As users of WebRTC, we’re in great company, with tech-giants such as Facebook, Slack, Snapchat, and WhatsApp utilizing it in their services. In fact, Blacc Spot Media recently reported that over $2.7 Billion in funding went to WebRTC companies in 2016.
Use of WebRTC, a versatile technology, is growing rapidly. WebRTC is being applied in many different ways, for many different audiences. As technologists, we always want more, so recently I sat down with my chief architect, Andy Pappas, and we came up with our WebRTC wish lists for the holidays.
An Enterprise-Grade Managed STUN/TURN Server
With traditional SIP, there are Session Border Controllers (SBC’s) that exert control over signaling. However, in the WebRTC world, since we don’t have standard signaling, we need to get as close as we can to establishing an SBC. The solution would be an enterprise STUN/TURN server. STUN, formally Session Traversal Utilities for NAT (network address translation), basically echoes a public IP address back to the endpoint. TURN, Traversal Using Relays around NAT, acts like a lightweight media relay when a peer-to-peer connection cannot be established.
Some solutions have a STUN/TURN server for the enterprise but come with too many built-in features and require you to lock onto specific app’s servers. A simple STUN/TURN server with the management features needed by enterprises doesn’t exist today.
Support For RETURN
Since enterprises will continue to use symmetric firewalls, a STUN/TURN server will still be needed in the cloud. For the above process to work, the WebRTC stack must support RETURN to help avoid call failure. Recursively Encapsulated TURN or RETURN allows the browser to encapsulate two TURN servers in one.
More Efficient Peer Connection
In peer to peer networking, it would be great to have a more efficient Interactive Connectivity Establishment (ICE) when multiple STUN/TURN servers are available. In this scenario, WebRTC can take a relatively long time and consume high CPU and memory when a user needs to connect to many peers in a mesh configuration.
A more efficient solution would be to cache or test a connection to a TURN server or list of TURN servers, have the call connect to those, and then later switch to a STUN server or continue with TURN. Right now we’ve customized how we connect to alleviate this delay and load, but there is a lot of room for improvement in this area.
Microphone and Audio Level Alerts and Limits
The detection of and alerts letting users know that they are too close to or have applied too much gain to their microphones would be helpful. If speech/noise statistics were collected over time, this could translate to an API that would signal users if they are operating the microphone incorrectly or were in an environment requiring a different gain level or microphone. Being able to add configurable microphone loss and boost within audio processing would be nice, as well.
An auto level or hard limit on incoming speech at the channel level would also help cases where multiple users are speaking at the same time, which is frequent in the financial services industry.

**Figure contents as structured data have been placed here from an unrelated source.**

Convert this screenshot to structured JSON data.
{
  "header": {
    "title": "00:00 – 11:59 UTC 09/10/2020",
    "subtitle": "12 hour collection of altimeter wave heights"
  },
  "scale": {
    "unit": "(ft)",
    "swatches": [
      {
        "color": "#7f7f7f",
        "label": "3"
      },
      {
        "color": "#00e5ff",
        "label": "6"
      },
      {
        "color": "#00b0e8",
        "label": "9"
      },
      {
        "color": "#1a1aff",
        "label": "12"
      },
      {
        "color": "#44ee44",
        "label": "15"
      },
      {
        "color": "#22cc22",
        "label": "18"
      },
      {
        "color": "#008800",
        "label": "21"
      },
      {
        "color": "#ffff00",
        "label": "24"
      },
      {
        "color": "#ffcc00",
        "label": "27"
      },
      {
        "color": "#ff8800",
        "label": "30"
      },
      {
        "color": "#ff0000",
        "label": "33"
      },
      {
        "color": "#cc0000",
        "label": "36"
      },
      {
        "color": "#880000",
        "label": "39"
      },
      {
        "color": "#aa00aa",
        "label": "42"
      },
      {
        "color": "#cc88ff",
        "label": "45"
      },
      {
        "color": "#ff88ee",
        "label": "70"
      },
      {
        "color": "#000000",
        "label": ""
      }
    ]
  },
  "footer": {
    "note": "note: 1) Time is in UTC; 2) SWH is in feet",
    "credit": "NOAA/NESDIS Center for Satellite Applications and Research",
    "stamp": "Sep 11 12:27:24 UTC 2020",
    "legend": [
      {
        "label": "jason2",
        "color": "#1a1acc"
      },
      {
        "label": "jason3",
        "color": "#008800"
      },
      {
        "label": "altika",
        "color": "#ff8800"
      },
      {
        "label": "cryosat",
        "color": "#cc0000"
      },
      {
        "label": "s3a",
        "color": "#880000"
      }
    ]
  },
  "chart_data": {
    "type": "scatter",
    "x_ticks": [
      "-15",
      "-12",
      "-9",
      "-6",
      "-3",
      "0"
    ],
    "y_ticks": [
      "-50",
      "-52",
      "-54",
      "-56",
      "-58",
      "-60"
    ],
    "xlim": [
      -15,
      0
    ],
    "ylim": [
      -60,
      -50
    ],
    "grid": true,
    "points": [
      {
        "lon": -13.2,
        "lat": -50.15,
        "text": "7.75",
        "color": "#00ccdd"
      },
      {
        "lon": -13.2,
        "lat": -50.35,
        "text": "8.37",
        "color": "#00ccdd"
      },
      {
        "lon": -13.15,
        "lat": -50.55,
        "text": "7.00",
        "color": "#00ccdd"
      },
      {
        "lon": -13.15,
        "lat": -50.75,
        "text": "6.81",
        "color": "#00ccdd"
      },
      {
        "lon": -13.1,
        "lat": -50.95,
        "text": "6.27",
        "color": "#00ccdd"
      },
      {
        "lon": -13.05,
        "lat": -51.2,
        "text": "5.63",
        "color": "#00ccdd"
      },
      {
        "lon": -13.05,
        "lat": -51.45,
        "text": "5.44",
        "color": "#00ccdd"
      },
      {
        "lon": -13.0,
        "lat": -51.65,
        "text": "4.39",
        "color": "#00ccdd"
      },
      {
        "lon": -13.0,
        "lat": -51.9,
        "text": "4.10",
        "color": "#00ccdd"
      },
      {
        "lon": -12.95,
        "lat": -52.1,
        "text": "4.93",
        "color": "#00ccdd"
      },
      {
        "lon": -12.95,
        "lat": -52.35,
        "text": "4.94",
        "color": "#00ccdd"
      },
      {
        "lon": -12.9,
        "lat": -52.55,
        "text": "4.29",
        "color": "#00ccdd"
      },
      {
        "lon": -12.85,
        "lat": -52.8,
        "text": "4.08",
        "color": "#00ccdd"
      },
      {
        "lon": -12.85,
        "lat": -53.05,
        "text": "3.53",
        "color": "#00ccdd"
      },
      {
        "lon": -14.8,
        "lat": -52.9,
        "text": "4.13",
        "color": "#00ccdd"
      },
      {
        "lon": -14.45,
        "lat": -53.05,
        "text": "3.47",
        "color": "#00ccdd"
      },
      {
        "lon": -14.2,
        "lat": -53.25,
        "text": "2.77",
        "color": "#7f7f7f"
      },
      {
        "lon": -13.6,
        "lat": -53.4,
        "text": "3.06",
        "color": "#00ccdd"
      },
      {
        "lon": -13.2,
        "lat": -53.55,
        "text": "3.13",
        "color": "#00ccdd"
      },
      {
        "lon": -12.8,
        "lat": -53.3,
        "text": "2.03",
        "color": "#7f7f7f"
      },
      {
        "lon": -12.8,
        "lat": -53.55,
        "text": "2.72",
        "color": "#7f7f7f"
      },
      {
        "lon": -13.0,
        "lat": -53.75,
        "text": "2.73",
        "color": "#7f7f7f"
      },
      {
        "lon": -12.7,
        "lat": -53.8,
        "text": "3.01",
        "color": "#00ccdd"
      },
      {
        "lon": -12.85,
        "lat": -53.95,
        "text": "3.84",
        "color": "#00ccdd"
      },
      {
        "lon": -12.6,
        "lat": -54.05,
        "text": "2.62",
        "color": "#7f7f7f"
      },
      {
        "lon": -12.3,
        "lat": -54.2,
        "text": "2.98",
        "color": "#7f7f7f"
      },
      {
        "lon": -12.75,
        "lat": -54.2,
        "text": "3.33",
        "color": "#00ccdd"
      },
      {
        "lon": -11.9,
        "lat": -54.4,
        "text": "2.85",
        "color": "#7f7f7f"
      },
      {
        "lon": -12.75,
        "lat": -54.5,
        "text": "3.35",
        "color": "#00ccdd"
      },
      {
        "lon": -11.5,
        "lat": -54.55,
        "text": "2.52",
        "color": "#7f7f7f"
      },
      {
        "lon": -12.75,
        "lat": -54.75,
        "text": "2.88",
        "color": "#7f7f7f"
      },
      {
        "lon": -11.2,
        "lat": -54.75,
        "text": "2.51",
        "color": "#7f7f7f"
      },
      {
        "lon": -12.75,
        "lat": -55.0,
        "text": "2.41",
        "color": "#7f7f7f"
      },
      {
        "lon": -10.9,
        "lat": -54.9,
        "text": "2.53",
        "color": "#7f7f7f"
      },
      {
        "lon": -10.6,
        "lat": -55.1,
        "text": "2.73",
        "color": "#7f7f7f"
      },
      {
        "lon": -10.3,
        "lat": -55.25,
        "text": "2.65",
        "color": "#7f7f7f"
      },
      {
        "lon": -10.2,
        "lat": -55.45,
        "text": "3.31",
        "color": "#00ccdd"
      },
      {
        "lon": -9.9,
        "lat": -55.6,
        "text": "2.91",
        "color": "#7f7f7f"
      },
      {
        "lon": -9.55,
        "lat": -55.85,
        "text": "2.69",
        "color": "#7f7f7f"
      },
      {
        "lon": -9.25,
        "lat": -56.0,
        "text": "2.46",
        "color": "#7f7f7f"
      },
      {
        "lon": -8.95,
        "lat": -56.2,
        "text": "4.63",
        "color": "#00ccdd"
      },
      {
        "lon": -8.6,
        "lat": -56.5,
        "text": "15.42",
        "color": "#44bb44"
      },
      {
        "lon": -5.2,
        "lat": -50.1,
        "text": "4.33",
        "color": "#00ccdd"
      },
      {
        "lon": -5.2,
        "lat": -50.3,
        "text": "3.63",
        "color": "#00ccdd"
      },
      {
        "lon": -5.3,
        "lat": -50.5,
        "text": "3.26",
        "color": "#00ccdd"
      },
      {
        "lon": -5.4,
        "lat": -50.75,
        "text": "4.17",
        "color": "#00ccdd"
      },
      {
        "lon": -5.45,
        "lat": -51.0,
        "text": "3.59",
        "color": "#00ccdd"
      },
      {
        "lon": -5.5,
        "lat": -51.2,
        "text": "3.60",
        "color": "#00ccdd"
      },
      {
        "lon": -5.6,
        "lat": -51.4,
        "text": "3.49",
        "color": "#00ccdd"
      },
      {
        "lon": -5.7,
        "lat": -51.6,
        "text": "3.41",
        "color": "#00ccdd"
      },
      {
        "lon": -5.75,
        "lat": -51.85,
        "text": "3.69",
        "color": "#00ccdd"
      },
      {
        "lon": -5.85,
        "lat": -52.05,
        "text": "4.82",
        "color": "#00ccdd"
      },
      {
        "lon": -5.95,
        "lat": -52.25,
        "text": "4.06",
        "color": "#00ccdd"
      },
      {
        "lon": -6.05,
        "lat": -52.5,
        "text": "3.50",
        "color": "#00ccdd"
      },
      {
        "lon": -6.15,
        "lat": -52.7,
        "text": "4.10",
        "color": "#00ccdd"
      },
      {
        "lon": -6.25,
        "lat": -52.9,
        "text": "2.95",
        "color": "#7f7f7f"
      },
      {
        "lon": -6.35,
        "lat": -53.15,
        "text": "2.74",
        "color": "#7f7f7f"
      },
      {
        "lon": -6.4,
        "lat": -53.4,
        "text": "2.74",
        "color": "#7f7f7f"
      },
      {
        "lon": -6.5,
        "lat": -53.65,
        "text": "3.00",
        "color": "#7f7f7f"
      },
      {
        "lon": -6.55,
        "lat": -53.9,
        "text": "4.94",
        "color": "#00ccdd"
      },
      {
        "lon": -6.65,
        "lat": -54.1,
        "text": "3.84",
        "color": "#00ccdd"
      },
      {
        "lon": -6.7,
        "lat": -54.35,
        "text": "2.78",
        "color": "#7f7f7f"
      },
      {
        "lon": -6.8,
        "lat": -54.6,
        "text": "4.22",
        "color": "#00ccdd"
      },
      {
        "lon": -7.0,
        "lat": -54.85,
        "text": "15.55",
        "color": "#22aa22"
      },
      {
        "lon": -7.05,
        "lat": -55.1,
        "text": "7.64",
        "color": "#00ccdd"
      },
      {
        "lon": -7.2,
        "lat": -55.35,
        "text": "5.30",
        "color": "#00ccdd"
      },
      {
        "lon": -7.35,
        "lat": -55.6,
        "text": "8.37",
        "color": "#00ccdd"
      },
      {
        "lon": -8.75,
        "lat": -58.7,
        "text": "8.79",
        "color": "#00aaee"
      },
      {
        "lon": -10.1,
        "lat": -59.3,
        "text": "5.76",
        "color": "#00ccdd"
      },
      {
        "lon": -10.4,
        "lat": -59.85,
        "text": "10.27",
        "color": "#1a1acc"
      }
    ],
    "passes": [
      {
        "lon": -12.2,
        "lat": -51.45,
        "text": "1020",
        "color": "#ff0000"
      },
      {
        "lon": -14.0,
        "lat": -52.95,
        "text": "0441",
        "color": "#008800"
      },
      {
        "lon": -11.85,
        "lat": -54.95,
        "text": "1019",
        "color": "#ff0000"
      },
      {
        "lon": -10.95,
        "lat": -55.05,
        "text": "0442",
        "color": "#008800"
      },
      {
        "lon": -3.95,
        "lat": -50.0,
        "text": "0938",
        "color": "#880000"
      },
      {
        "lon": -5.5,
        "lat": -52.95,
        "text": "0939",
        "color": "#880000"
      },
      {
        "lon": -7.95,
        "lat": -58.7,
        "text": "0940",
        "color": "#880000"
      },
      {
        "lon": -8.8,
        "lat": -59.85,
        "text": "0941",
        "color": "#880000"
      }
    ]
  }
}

Reverberation is a very common problem for a typical home or office user and can be a huge degradation to speech intelligibility on a communication platform. This is solvable with selection of appropriate microphone hardware, however a better, or complimentary, solution is to add a de-reverberation algorithm on the microphone. It might even be possible to characterize the environment by using the speaker-to-microphone acoustic path or model from the acoustic echo canceler.
What’s on your WebRTC wish list this holiday season?